Monday, December 12, 2011

December Update

If you are still looking for a few good books to buy as gifts for the holidays, there are plenty of "Best of 2011" lists out there and newly named award-winning books.
For Junior Readers - ages 8-12 the Connecticut Library Consortium has published a list that has been recommended by CT librarians. A few titles are: The Lone Wolf by Kathryn Lasky, Lunch Lady by Jarrett J. Krosoczka, Stuff That Scares Your Pants Off! by Glenn Murphy, Titanic Sinks! by Barry Denenberg, Alice-Miranda at School by Jacqueline Harvery, Bless This Mouse by Lois Lowry and Close to Famous by Joan Bauer. The complete list will be available at the library for your perusal.

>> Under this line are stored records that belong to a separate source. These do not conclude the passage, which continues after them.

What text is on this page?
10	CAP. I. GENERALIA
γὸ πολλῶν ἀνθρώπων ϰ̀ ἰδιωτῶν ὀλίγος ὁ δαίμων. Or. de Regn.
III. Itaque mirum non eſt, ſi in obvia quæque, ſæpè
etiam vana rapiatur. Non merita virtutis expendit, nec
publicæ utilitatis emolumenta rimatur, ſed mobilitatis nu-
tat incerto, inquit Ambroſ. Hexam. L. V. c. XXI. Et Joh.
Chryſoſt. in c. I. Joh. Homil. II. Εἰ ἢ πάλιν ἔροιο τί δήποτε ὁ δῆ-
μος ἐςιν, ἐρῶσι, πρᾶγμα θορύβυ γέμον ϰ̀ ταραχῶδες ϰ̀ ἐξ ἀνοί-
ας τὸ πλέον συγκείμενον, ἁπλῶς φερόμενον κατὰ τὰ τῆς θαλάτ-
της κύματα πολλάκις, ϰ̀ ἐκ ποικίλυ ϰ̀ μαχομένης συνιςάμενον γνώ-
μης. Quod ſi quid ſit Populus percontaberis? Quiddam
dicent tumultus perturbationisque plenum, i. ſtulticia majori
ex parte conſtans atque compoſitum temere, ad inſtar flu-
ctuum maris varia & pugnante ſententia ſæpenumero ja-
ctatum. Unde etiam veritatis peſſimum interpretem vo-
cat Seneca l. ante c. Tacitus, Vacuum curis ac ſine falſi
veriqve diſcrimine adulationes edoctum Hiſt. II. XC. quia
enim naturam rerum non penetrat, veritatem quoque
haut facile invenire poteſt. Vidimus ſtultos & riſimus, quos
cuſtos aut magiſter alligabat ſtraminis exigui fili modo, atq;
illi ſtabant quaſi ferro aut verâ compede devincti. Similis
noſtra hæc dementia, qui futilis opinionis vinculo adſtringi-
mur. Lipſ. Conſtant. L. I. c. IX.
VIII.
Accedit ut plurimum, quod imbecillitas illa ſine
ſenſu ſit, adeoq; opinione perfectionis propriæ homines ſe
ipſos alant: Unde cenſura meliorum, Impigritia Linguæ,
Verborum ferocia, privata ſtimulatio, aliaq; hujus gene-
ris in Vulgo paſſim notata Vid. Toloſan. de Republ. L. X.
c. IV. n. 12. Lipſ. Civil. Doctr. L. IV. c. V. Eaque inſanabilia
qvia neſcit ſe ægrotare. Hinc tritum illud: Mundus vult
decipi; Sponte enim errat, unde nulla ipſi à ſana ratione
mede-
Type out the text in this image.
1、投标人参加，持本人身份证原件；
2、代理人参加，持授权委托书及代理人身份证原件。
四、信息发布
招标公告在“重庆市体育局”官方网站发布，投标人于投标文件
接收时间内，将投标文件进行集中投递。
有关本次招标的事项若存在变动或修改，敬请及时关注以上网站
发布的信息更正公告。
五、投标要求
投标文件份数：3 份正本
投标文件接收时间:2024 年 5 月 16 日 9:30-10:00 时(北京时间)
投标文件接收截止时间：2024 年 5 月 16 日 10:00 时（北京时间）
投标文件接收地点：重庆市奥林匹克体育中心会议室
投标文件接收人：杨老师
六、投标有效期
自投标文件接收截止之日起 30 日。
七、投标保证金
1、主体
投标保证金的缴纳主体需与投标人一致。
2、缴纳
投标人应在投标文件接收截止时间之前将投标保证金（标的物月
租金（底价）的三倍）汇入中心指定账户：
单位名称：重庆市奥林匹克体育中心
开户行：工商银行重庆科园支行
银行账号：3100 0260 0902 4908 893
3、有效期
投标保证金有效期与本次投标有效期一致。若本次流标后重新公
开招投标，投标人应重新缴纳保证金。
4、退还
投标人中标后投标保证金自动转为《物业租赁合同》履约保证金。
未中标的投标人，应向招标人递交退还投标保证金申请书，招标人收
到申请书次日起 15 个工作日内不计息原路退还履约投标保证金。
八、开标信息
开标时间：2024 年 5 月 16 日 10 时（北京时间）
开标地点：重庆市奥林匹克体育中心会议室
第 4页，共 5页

For Older Readers - The New York Times published their list of the top ten books for 2011 in last Sunday's Book Review. The fiction list includes The Art of Fielding by Chad Harbach, 11/22/63 by Stephen King, Swamplandia! by Karen Russell, Ten Thousand Saints by Eleanor Henderson and The Tiger's Wife by Tea Obreht. The nonfiction list includes Arguably by Chrisopher Hitchens, The Boy in the Moon by Ian Brown, Malcolm X by Manning Marable, Thinking, Fast and Slow by Daniel Kahneman and A World on Fire by Amanda Foreman
Has anyone read any of those titles? Do you have any comments to share? We would love to know if they rank in YOUR top ten list for 2011.
With the American film version of The Girl With the Dragon Tattoo soon to be released, you will be hearing more about Swedish mystery writers again so it is worth noting that Jo Nesbo, one of my favorites, is releasing a new novel entitled The Leopard this week. If you read The Snowman and liked it, I am sure you will like this one as well.
Currently, I am reading The London Train - noted on some of the "best books" lists and enjoying it. Also, I am delving into the works of Haruki Marakami, the subject of a title article in The New York Times Magazine on October 23, 2011. His books are dense and I am not sure I am ready for his newest one at 900+ pages, but he is an incredible writer with a "fierce imagination".
Meanwhile, the morning book group will meet again on January 19th to discuss Waiting by Ha Jin, the 1999 National Book Award Winner and on February 16th we will meet to discuss Maisie Dobbs by Jacqueline Winspear as we tackle the mystery genre for the first time. Please join us upstairs in the library at 9:30 A.M. Refreshments are served.